In 1749 Leonhard Euler while trying to solve the problem of the inequality in the motion of Jupiter and Saturn, is not inclined to combine observations. Tobias Mayer while tackling a similar problem takes this conceptual barrier and solves the problem 

1757  The Dalmatian jesuit Roger Boscovich publishes his ideas on combining observations in a synopsis of the 1755 publication with his English confrère Christopher Maire on the measurements of a meridian arc near Rome. A full description of his method, to be published in 1760, will later be included in another publication with Maire Voyage astronomique et geographique dans l'état de l'église (1770). 
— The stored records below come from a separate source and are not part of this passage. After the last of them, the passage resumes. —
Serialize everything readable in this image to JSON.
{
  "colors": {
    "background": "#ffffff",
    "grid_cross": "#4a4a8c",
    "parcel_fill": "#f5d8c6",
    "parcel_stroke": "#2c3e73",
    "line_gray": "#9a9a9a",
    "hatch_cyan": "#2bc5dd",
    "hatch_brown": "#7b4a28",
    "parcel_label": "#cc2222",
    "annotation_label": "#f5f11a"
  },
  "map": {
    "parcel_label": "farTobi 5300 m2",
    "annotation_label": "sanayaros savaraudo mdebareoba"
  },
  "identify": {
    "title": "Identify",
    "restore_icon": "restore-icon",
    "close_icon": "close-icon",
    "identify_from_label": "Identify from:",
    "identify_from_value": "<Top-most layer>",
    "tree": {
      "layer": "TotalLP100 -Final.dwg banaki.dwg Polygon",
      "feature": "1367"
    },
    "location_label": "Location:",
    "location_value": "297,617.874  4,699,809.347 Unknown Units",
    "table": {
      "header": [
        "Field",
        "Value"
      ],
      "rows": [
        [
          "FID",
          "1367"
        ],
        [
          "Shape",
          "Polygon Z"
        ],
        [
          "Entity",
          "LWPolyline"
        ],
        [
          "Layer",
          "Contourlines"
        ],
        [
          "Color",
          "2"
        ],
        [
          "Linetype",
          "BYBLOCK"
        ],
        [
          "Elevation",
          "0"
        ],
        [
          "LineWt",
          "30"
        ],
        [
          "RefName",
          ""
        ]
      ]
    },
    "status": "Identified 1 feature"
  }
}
1763  Posthumously Thomas Bayes theorem is presented, but is hardly noticed on the continent until 1780 
1774  Pierre Simon Laplace
publishes his Mémoire sur la probabilité des causes par les évènemens
in which he tries to Determine the mean one should take among three given
observations of the same phenomenon. It is based on an unpublished memoir from 1772 and the publication seems largely motivated by the knowledge that others (JosephLouis Lagrange and Johan III Bernoulli) are working on the same problem. A wrong turn in his approach however leaves Laplace stranded with an equation of the fifteenth degree as the solution to this problem (Stigler 1986; p. 105, 116). 
1787  Pierre Simon Laplace publishes his Théorie de Jupiter et Saturne in which he solves the problem of the inequality in the motion of Jupiter and Saturn and proves the stability of the solar system. He improves upon the method used by Tobias Mayer to combine observations.